Глава 2. Инкубатор
…Пора, когда не маяк, не возглас,
а лишь один переходный возраст
тебе и черный цербер и верный гид.
(М. Щербаков, После детства)
1
Думаете, я не понимал, что жизнь в городе, в отрыве от родителей, братьев и привычного окружения сулит мне немало сложностей? Да прекрасно понимал, что именно с них и начнется.

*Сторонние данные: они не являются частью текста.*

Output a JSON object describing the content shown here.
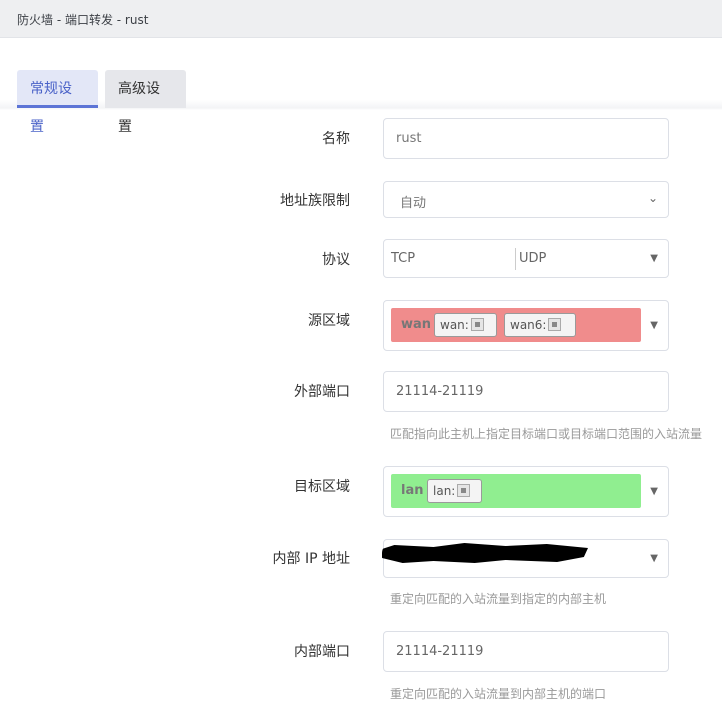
{
  "titlebar": {
    "title": "防火墙 - 端口转发 - rust"
  },
  "tabs": [
    {
      "label": "常规设置",
      "active": true
    },
    {
      "label": "高级设置",
      "active": false
    }
  ],
  "form": {
    "name": {
      "label": "名称",
      "value": "rust"
    },
    "family": {
      "label": "地址族限制",
      "value": "自动"
    },
    "protocol": {
      "label": "协议",
      "options": [
        "TCP",
        "UDP"
      ]
    },
    "src_zone": {
      "label": "源区域",
      "zone": "wan",
      "color": "#f08c8c",
      "interfaces": [
        "wan:",
        "wan6:"
      ]
    },
    "ext_port": {
      "label": "外部端口",
      "value": "21114-21119",
      "hint": "匹配指向此主机上指定目标端口或目标端口范围的入站流量"
    },
    "dest_zone": {
      "label": "目标区域",
      "zone": "lan",
      "color": "#90ee90",
      "interfaces": [
        "lan:"
      ]
    },
    "internal_ip": {
      "label": "内部 IP 地址",
      "hint": "重定向匹配的入站流量到指定的内部主机"
    },
    "internal_port": {
      "label": "内部端口",
      "value": "21114-21119",
      "hint": "重定向匹配的入站流量到内部主机的端口"
    }
  }
}
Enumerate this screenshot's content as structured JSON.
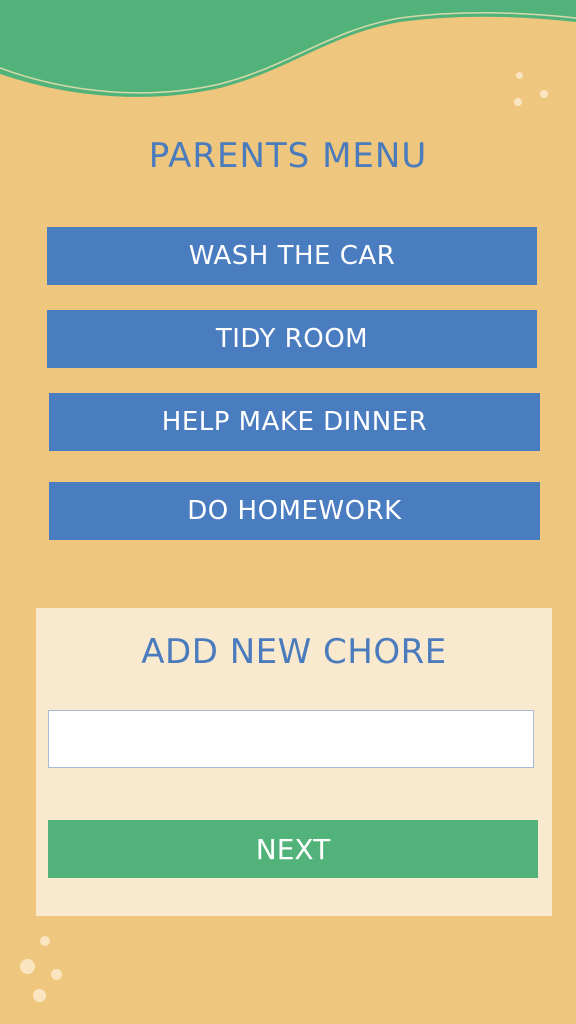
{
  "header": {
    "title": "PARENTS MENU"
  },
  "chores": [
    {
      "label": "WASH THE CAR"
    },
    {
      "label": "TIDY ROOM"
    },
    {
      "label": "HELP MAKE DINNER"
    },
    {
      "label": "DO HOMEWORK"
    }
  ],
  "add_chore": {
    "title": "ADD NEW CHORE",
    "input_value": "",
    "input_placeholder": "",
    "next_label": "NEXT"
  },
  "colors": {
    "background": "#efc67d",
    "wave_green": "#52b37a",
    "button_blue": "#4a7cc0",
    "text_blue": "#4a7bbd",
    "panel": "#f9e9cf",
    "next_green": "#52b37a"
  }
}
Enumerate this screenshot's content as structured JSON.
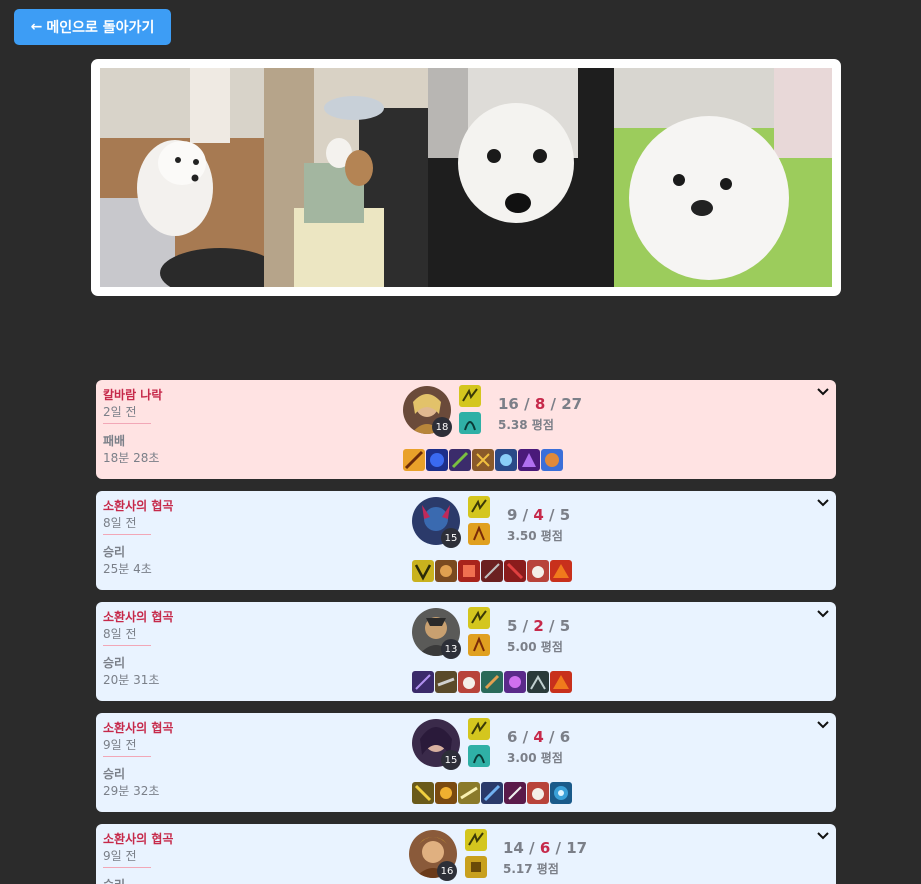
{
  "back_button": {
    "arrow": "←",
    "label": "메인으로 돌아가기"
  },
  "banner": {
    "photos": [
      "dog-photo-1",
      "dog-photo-2",
      "dog-photo-3",
      "dog-photo-4"
    ]
  },
  "matches": [
    {
      "result_class": "loss",
      "mode": "칼바람 나락",
      "when": "2일 전",
      "result": "패배",
      "duration": "18분 28초",
      "level": "18",
      "kills": "16",
      "deaths": "8",
      "assists": "27",
      "rating": "5.38 평점",
      "champion_color": "#6a4a3a",
      "spells": [
        "#d4c61e",
        "#2fb0a6"
      ],
      "items": [
        "#e9a12a",
        "#2244c8",
        "#3b2c6b",
        "#8a5a2a",
        "#4a88d8",
        "#6c2fb0",
        "#3b6fd8"
      ]
    },
    {
      "result_class": "win",
      "mode": "소환사의 협곡",
      "when": "8일 전",
      "result": "승리",
      "duration": "25분 4초",
      "level": "15",
      "kills": "9",
      "deaths": "4",
      "assists": "5",
      "rating": "3.50 평점",
      "champion_color": "#2b3a6a",
      "spells": [
        "#d4c61e",
        "#e0a020"
      ],
      "items": [
        "#c9b21e",
        "#7a4a20",
        "#a8241c",
        "#6b2020",
        "#8a1c1c",
        "#b8433a",
        "#c8301c"
      ]
    },
    {
      "result_class": "win",
      "mode": "소환사의 협곡",
      "when": "8일 전",
      "result": "승리",
      "duration": "20분 31초",
      "level": "13",
      "kills": "5",
      "deaths": "2",
      "assists": "5",
      "rating": "5.00 평점",
      "champion_color": "#5a5a58",
      "spells": [
        "#d4c61e",
        "#e0a020"
      ],
      "items": [
        "#3a2a6a",
        "#5a4a2a",
        "#b8433a",
        "#2a6a5a",
        "#5a2a8a",
        "#2a3a3a",
        "#c8301c"
      ]
    },
    {
      "result_class": "win",
      "mode": "소환사의 협곡",
      "when": "9일 전",
      "result": "승리",
      "duration": "29분 32초",
      "level": "15",
      "kills": "6",
      "deaths": "4",
      "assists": "6",
      "rating": "3.00 평점",
      "champion_color": "#3a2a4a",
      "spells": [
        "#d4c61e",
        "#2fb0a6"
      ],
      "items": [
        "#6a5a1a",
        "#7a4a10",
        "#8a7a2a",
        "#2a3a6a",
        "#5a1a4a",
        "#b8433a",
        "#3aa0d8"
      ]
    },
    {
      "result_class": "win",
      "mode": "소환사의 협곡",
      "when": "9일 전",
      "result": "승리",
      "duration": "",
      "level": "16",
      "kills": "14",
      "deaths": "6",
      "assists": "17",
      "rating": "5.17 평점",
      "champion_color": "#8a5a3a",
      "spells": [
        "#d4c61e",
        "#c8a01e"
      ],
      "items": []
    }
  ]
}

Интернат (не путать с Интернетом!) – достаточно закрытое учебное заведение, очень похожее на казарму. Те же ряды одинаково заправленных коек в спальных помещениях. Тот же регламент всех, так сказать, коллективных отправлений: подъем, зарядка, кормежка, занятия – и так далее до отбоя. Готовиться к урокам тоже полагалось вместе в отведенные часы. И только в одежде, не считая школьной формы, допускался некоторый разнотык.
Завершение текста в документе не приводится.